Determine If One Binary Tree Is a Substructure of Another
Company: Bytedance
Role: Backend Engineer
Category: Coding & Algorithms
Difficulty: hard
Interview Round: Technical Screen
Quick Answer: This question evaluates practical tree traversal skills and the ability to implement structural matching between two binary trees. It tests recursive tree comparison, a core algorithmic competency commonly assessed in coding interviews for software and backend engineering roles.
Constraints
- 0 <= number of nodes in A <= 10^4
- 0 <= number of nodes in B <= 10^4
- -10^4 <= Node.val <= 10^4
- Trees are given as level-order arrays where null marks a missing child
- An empty B is never a substructure; if A is empty the answer is always false
Examples
Input: ([3, 4, 5, 1, 2], [4, 1])
Expected Output: True
Explanation: Starting at A's node 4, B's root 4 matches and B's left child 1 matches A's left child 1. B has no right child, so A's right side is ignored. Valid substructure.
Input: ([3, 4, 5, 1, 2], [4, 1, 3])
Expected Output: False
Explanation: At A's node 4 the left child matches (1 vs 1) but B requires right child 3 while A's node 4 has right child 2. No other A node matches B's root 4.
Input: ([], [1])
Expected Output: False
Explanation: A is empty, so the answer is always false.
Input: ([1, 2, 3], [])
Expected Output: False
Explanation: B is empty (null root), which is never a substructure of any tree.
Input: ([1], [1])
Expected Output: True
Explanation: Single-node B matches the single-node A by value.
Input: ([10, 12, 6, 8, 3, None, None], [12, 8])
Expected Output: True
Explanation: Starting at A's node 12, B's root 12 matches and B's left child 8 matches A's left child 8. Sparse positions in A (explicit None) are handled by the level-order builder.
Input: ([8, 8, 7, 9, 2, None, None, None, None, 4, 7], [8, 9, 2])
Expected Output: True
Explanation: The second 8 in A (left child of root) has children 9 and 2, matching B exactly.
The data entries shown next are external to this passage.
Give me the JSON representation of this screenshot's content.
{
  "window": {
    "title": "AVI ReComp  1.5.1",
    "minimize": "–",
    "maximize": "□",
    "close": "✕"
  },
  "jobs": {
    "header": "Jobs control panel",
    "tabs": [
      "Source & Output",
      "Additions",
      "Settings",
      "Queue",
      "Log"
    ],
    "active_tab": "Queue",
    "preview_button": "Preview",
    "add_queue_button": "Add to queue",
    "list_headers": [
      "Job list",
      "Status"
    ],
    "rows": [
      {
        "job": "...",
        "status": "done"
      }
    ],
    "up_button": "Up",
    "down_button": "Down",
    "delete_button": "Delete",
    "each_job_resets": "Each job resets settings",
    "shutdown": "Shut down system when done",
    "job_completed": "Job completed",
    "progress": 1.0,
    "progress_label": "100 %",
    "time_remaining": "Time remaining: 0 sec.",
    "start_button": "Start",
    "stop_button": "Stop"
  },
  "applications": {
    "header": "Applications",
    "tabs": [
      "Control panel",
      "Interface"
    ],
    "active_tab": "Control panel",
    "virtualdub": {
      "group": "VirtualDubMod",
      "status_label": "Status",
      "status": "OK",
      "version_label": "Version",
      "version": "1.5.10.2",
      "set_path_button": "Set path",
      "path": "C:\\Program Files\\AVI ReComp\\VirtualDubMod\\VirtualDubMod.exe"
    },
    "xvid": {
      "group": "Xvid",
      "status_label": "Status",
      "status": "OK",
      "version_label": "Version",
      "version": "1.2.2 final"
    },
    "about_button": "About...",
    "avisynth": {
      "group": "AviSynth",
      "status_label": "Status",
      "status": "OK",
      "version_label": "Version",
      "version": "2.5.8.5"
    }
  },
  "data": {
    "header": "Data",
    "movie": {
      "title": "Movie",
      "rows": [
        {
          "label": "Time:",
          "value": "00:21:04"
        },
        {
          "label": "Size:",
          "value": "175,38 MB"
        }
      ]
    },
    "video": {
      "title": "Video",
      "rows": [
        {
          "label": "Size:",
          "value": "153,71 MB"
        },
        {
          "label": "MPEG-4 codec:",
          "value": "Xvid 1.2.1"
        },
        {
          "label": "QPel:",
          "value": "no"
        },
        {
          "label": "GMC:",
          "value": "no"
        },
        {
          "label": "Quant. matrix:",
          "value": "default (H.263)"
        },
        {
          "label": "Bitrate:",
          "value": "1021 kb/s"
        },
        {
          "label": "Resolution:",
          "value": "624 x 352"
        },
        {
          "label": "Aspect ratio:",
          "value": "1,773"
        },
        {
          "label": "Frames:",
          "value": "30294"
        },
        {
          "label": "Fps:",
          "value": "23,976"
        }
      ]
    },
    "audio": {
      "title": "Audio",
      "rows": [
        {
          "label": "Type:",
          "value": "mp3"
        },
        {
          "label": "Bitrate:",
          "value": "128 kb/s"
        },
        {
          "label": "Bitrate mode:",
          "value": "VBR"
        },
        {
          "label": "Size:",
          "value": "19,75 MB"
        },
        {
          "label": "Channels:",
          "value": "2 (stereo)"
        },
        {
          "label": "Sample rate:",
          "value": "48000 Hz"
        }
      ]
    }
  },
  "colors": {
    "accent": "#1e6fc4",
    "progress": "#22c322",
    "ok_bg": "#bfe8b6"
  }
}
Demonstrates that the matching root may be deeper in A and that duplicate values force a full subtree check, not just a root-value match.
Input: ([1, 2, 2, 3, 3, 3, 3], [2, 3, 3])
Expected Output: True
Explanation: Either node 2 in A roots a subtree whose children are 3 and 3, matching B. Duplicate values throughout.
Input: ([-1, -2, -3], [-2])
Expected Output: True
Explanation: Negative values; B's single node -2 matches A's left child.
Input: ([4, 5, 6], [4, 5, 7])
Expected Output: False
Explanation: Near miss: B's left child 5 matches but B's right child 7 differs from A's right child 6, and no other A node has value 4.
Hints
- Decompose the problem into two pieces: (1) for a FIXED node in A, does B match as a top-down prefix starting there? and (2) try every node of A as that fixed starting point.
- The prefix-match helper bottoms out the moment B runs out of nodes (return true) — B does not need to reach A's leaves. It fails only when A is missing a node that B still requires, or the values differ.
- Handle the empty cases up front: an empty B returns false, and an empty A returns false. Don't let an empty B accidentally match (a null B subtree DOES match during the recursive prefix check, but the overall empty-B input must short-circuit to false).